A Year: Day to Day Men: 8th of April

The Thrill of a New Day

The Greek statue Aphrodite of Milos, known as the Venus de Milo, is discovered on April 8, 1820.

The Venus de Milo is an ancient Greek marble statue believed to depict the goddess Aphrodite. It was initially attributed to the sculptor Praxiteles; however, from an inscription on its base, it is now thought to be sculpted by Alexandros of Antioch, a wandering artist who worked on commission. Created between 130-100 BC, it is slightly larger than life and widely known for the mystery of her missing arms. The goddess originally wore metal jewelry — bracelet, earrings, and headband — of which only the fixation holes remain.

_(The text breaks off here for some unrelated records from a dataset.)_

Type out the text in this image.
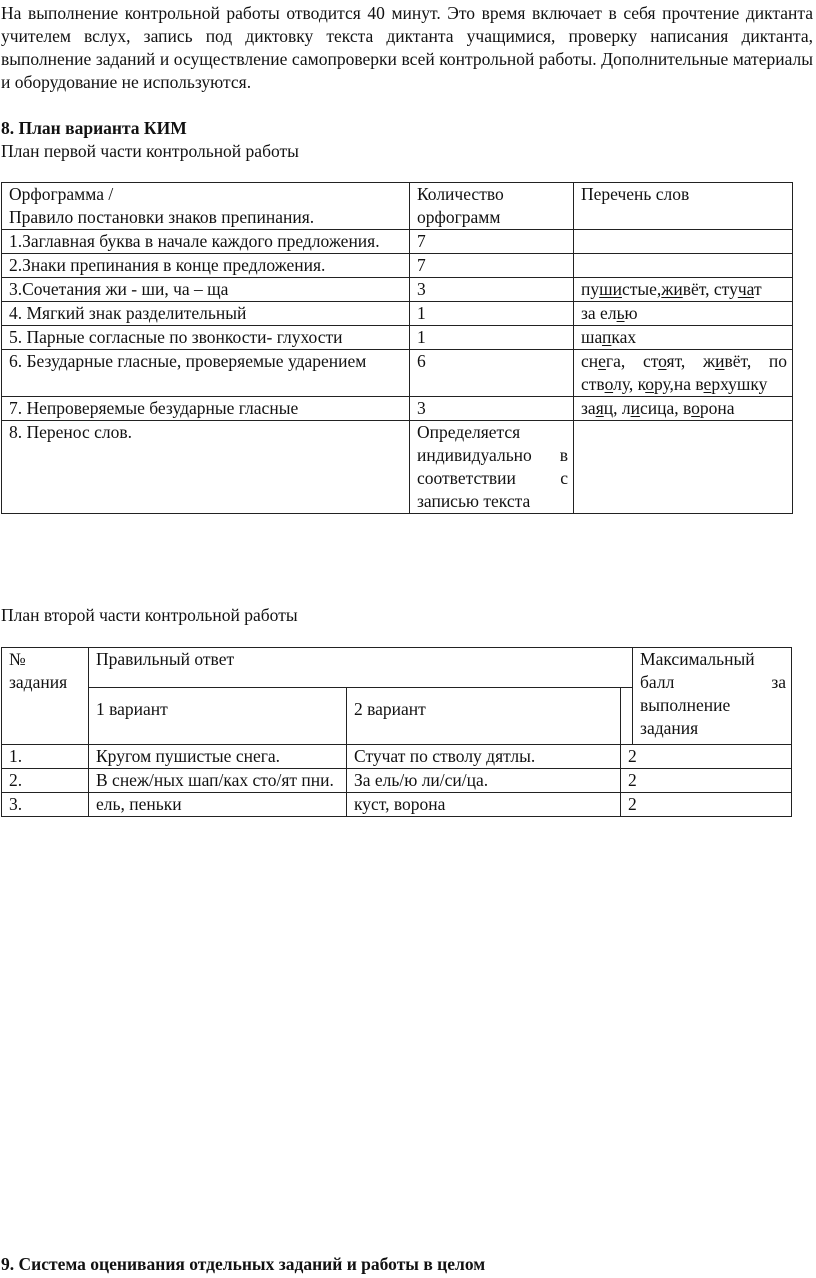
На выполнение контрольной работы отводится 40 минут. Это время включает в себя прочтение диктанта учителем вслух, запись под диктовку текста диктанта учащимися, проверку написания диктанта, выполнение заданий и осуществление самопроверки всей контрольной работы. Дополнительные материалы и оборудование не используются.
8. План варианта КИМ
План первой части контрольной работы
Орфограмма /
Правило постановки знаков препинания.	Количество орфограмм	Перечень слов
1.Заглавная буква в начале каждого предложения.	7	
2.Знаки препинания в конце предложения.	7	
3.Сочетания жи - ши, ча – ща	3	пушистые,живёт, стучат
4. Мягкий знак разделительный	1	за елью
5. Парные согласные по звонкости- глухости	1	шапках
6. Безударные гласные, проверяемые ударением	6	снега, стоят, живёт, по стволу, кору,на верхушку
7. Непроверяемые безударные гласные	3	заяц, лисица, ворона
8. Перенос слов.	Определяется индивидуально в соответствии с записью текста	
План второй части контрольной работы
№ задания	Правильный ответ			Максимальный балл за выполнение задания
	1 вариант	2 вариант		
1.	Кругом пушистые снега.	Стучат по стволу дятлы.	2	
2.	В снеж/ных шап/ках сто/ят пни.	За ель/ю ли/си/ца.	2	
3.	ель, пеньки	куст, ворона	2	
9. Система оценивания отдельных заданий и работы в целом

The Venus statue is generally asserted as being discovered by Yorgos Kentrotas on April 8, 1820, inside a buried niche within the ancient city ruins of Milos on the island of Milos in the Aegean Sea, which at that time was a part of the Ottoman Empire. The statue was found in two large pieces (the upper torso and the lower draped legs) along with serveral pillars topped with sculpted heads, fragments of the upper left arm and the left hand holding an apple, and an inscribed plinth. Part of an arm and the original plinth was lost following the discovery.

In 1871, during the Paris Commune uprising, many public buildings were burned. The Venus de Milo statue was secreted out of the Louvre Museum in an oak crate and hidden in the basement of Prefecture of Police. Though the Prefecture was burned, the statue survived undamaged.

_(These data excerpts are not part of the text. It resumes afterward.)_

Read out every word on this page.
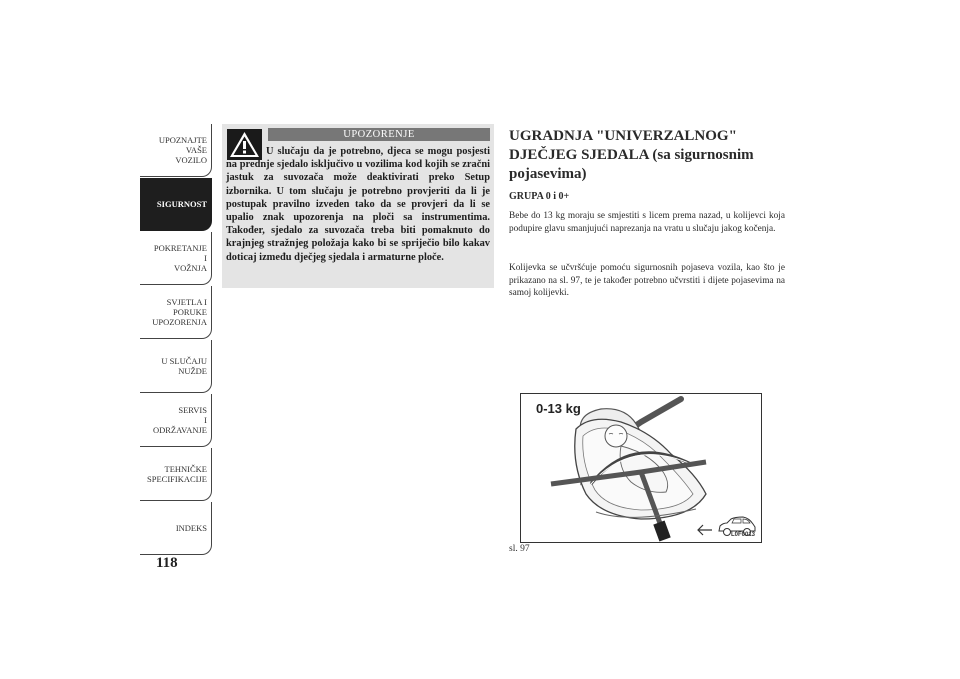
UPOZNAJTE
VAŠE
VOZILO
SIGURNOST
POKRETANJE
I
VOŽNJA
SVJETLA I
PORUKE
UPOZORENJA
U SLUČAJU
NUŽDE
SERVIS
I
ODRŽAVANJE
TEHNIČKE
SPECIFIKACIJE
INDEKS
118
UPOZORENJE

U slučaju da je potrebno, djeca se mogu posjesti na prednje sjedalo isključivo u vozilima kod kojih se zračni jastuk za suvozača može deaktivirati preko Setup izbornika. U tom slučaju je potrebno provjeriti da li je postupak pravilno izveden tako da se provjeri da li se upalio znak upozorenja na ploči sa instrumentima. Također, sjedalo za suvozača treba biti pomaknuto do krajnjeg stražnjeg položaja kako bi se spriječio bilo kakav doticaj između dječjeg sjedala i armaturne ploče.

UGRADNJA "UNIVERZALNOG" DJEČJEG SJEDALA (sa sigurnosnim pojasevima)
GRUPA 0 i 0+

Bebe do 13 kg moraju se smjestiti s licem prema nazad, u kolijevci koja podupire glavu smanjujući naprezanja na vratu u slučaju jakog kočenja.

Kolijevka se učvršćuje pomoću sigurnosnih pojaseva vozila, kao što je prikazano na sl. 97, te je također potrebno učvrstiti i dijete pojasevima na samoj kolijevki.

0-13 kg
L0F0013
sl. 97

In the autumn of 1939, the Venus was packed for removal from the Louvre in anticipation of the outbreak of war. Scenery trucks from the theater Comédie-Française transported the Louvre’s masterpieces to safer locations in the French countryside. During World War II, the statue was sheltered safely in the Chateau de Valençay in the province of Berry, along with the two other sculptures, “Winged Victory of Samothrace” and Michelangelo’s “Slaves”.

When the discoverer, the farmer Yorgos Kentrotas, called upon a French naval officer to help him unearth the sculpture, it began a chain of events that eventually involved the Marquis de Rivière who presented the Venus de Milo to Louis XVIII, The king donated the sculpture to the Louvre the following year 1821 where this statue, a traditional example of Hellenistic sculpture, is on permanent display at the Louvre.